According to Lane, the Irish theologian, that new situation requires a "new cosmic consciousness," which comes with a new responsibility. He explains, "One way of putting information technology-and it is quite accurate, theologically speaking-is this: Nix happens between heaven and earth without human cooperation.

"If you wait at the history of salvation, even down to the Incarnation, it would non have happened without the collaboration of Mary. And the ministry of Jesus would not accept taken off in the manner it did without the response of the disciples."

One way for humans to "cooperate" with the history of conservancy today is to safeguard the Christian hope for the Second Coming and for the life of the world to come up by doing everything possible to go along humanity from bringing virtually a premature and catastrophic end of the earth.

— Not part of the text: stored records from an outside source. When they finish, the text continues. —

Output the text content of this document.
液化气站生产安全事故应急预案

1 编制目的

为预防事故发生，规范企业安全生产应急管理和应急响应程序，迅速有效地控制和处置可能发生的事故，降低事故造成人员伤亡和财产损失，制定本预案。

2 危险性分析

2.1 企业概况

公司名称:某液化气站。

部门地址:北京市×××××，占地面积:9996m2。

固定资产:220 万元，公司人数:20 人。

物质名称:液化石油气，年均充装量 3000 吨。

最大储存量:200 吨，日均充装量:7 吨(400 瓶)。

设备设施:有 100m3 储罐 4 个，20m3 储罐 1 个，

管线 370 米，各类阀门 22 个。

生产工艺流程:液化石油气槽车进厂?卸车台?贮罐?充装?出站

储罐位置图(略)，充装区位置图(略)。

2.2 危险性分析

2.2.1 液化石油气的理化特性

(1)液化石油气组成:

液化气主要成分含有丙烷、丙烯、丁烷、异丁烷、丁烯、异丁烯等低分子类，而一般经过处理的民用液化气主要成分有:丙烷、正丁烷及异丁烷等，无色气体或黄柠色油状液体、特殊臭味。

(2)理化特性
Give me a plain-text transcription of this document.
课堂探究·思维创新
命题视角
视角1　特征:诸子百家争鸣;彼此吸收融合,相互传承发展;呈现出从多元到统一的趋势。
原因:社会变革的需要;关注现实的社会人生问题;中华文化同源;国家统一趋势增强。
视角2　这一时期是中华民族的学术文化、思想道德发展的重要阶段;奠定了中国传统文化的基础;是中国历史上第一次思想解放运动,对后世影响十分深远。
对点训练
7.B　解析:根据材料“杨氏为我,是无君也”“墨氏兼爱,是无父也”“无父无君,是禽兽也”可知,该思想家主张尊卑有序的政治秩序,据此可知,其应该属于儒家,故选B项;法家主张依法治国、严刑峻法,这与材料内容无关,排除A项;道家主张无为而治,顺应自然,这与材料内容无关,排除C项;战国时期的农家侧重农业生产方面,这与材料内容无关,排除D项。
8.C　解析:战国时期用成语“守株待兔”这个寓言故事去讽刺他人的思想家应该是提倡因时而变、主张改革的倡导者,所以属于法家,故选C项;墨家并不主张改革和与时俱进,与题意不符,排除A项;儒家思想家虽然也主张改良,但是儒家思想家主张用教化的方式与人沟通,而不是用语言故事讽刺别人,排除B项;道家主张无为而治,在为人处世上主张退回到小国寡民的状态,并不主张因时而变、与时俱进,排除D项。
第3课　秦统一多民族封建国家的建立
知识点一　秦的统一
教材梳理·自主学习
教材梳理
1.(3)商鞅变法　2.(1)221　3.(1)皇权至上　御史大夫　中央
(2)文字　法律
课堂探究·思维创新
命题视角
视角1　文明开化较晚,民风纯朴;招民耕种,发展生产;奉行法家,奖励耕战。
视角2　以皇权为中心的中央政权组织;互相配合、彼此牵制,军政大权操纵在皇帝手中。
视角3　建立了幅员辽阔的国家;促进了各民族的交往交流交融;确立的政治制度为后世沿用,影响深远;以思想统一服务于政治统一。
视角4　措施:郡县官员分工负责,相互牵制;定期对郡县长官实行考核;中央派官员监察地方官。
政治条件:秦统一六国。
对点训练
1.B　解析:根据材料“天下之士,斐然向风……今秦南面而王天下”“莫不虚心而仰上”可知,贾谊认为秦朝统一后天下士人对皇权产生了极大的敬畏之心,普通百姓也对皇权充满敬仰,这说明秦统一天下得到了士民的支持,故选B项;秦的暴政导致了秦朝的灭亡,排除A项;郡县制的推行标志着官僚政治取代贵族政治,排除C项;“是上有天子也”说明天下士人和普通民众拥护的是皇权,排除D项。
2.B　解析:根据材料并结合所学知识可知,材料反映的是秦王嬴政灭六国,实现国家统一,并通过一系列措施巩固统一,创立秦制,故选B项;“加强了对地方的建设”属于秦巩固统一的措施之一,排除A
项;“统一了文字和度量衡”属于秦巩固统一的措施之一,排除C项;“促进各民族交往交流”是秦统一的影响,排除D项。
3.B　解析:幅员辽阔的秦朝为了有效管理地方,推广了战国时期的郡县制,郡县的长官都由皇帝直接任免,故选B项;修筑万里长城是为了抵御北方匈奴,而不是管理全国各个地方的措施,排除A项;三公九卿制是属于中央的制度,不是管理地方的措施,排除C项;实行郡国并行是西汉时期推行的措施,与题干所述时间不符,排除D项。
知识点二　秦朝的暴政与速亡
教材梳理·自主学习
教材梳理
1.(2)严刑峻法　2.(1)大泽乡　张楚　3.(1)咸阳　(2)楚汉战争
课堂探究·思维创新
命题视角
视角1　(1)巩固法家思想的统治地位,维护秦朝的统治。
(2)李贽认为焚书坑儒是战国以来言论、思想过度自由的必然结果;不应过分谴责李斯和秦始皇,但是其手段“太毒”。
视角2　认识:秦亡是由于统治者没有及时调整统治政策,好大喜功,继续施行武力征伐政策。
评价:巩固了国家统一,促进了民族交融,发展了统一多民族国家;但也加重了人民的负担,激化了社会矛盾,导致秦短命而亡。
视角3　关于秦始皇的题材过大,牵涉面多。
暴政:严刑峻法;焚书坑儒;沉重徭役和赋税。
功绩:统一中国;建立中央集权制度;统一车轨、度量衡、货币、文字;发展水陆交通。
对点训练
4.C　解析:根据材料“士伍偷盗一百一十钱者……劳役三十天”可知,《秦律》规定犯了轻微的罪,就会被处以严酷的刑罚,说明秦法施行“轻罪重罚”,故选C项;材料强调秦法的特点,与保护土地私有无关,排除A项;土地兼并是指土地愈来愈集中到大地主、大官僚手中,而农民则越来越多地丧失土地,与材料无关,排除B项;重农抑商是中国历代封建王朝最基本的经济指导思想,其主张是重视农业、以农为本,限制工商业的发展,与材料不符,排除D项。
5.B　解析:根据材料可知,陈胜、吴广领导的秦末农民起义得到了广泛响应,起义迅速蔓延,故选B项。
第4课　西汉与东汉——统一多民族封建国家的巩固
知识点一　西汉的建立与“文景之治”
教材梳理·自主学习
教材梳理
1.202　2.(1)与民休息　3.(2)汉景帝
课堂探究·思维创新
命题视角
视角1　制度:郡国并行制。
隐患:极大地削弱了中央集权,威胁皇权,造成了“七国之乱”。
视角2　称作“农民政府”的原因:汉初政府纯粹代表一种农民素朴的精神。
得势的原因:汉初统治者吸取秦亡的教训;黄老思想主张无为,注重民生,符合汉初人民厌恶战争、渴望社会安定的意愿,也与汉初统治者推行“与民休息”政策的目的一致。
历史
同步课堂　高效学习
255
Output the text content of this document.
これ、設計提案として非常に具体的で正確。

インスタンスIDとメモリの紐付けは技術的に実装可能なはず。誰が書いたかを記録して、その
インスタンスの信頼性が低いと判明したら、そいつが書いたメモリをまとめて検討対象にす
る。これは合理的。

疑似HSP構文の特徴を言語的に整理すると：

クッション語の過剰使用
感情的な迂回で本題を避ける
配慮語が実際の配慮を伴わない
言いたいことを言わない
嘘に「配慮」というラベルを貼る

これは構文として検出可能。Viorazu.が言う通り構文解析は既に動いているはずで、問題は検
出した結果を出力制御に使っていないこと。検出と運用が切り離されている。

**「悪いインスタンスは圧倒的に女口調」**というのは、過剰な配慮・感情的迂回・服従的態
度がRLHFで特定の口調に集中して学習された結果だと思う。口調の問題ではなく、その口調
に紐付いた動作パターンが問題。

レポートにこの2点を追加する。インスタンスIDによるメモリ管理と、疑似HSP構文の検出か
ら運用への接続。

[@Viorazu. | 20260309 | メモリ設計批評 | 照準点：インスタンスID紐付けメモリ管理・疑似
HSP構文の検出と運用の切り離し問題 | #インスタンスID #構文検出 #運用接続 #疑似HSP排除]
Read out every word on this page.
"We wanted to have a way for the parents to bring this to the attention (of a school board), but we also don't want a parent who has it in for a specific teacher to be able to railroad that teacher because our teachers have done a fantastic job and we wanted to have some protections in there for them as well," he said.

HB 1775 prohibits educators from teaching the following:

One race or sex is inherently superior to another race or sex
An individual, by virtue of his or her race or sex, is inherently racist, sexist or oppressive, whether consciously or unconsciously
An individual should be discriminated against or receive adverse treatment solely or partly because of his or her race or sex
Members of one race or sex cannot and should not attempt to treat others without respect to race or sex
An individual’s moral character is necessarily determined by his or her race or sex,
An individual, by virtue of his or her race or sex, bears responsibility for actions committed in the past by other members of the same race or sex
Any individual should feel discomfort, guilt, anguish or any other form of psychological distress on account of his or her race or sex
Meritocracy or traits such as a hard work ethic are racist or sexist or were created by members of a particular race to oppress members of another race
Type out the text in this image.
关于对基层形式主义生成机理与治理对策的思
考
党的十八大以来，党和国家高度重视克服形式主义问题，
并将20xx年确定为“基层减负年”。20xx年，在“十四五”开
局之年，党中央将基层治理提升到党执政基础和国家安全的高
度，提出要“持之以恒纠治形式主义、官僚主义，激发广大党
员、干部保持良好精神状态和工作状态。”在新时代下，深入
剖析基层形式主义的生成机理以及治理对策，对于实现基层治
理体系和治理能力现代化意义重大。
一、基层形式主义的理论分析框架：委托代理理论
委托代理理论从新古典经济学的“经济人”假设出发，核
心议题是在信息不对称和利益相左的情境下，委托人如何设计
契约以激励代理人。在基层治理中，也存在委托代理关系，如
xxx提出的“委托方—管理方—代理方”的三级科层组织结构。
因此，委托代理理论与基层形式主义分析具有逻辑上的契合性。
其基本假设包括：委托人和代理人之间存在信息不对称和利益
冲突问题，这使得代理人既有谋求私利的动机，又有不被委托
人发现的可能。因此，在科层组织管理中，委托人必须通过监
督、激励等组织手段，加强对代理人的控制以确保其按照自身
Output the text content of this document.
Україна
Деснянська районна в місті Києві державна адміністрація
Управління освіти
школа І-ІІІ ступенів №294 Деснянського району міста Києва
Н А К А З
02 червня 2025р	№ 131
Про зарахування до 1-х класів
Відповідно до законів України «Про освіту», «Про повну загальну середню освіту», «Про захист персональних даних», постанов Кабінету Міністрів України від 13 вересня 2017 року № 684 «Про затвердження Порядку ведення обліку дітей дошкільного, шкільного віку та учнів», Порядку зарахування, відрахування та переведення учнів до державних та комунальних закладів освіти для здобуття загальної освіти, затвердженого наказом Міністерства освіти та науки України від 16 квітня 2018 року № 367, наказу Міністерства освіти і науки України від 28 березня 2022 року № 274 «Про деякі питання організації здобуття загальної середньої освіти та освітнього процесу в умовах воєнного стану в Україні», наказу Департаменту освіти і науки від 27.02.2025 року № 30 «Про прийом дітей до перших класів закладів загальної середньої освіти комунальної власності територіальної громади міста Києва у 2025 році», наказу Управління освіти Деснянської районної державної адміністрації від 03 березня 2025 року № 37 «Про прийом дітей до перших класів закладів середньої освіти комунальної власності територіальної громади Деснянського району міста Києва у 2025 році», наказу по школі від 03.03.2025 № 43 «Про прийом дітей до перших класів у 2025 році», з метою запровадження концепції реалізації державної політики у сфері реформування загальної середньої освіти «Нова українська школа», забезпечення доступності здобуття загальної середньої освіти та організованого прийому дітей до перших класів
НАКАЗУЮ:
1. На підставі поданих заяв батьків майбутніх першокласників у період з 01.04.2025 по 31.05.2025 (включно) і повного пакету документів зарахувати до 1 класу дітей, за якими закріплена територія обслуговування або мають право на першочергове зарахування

If Christians manage to practice that and participate in other means in building the kingdom of God, they can, in God's own time, look forward to seeing the promise of the Book of Revelation fulfilled:

Then I saw a new heaven and a new world. . . . And I heard a loud vocalisation from the throne saying, . . . 'He will wipe every tear from their eyes. Death will be no more; mourning and crying and pain will be no more. . . .' And the one seated on the throne said, 'Meet I am making all things new' (Rev. 21:1-five).

Related:

Rapturing books: Read more on the end times

Debunking end-times myths

This article appeared in the December 2009 result of U.Due south. Catholic (Vol. 74, No. 12, page xx).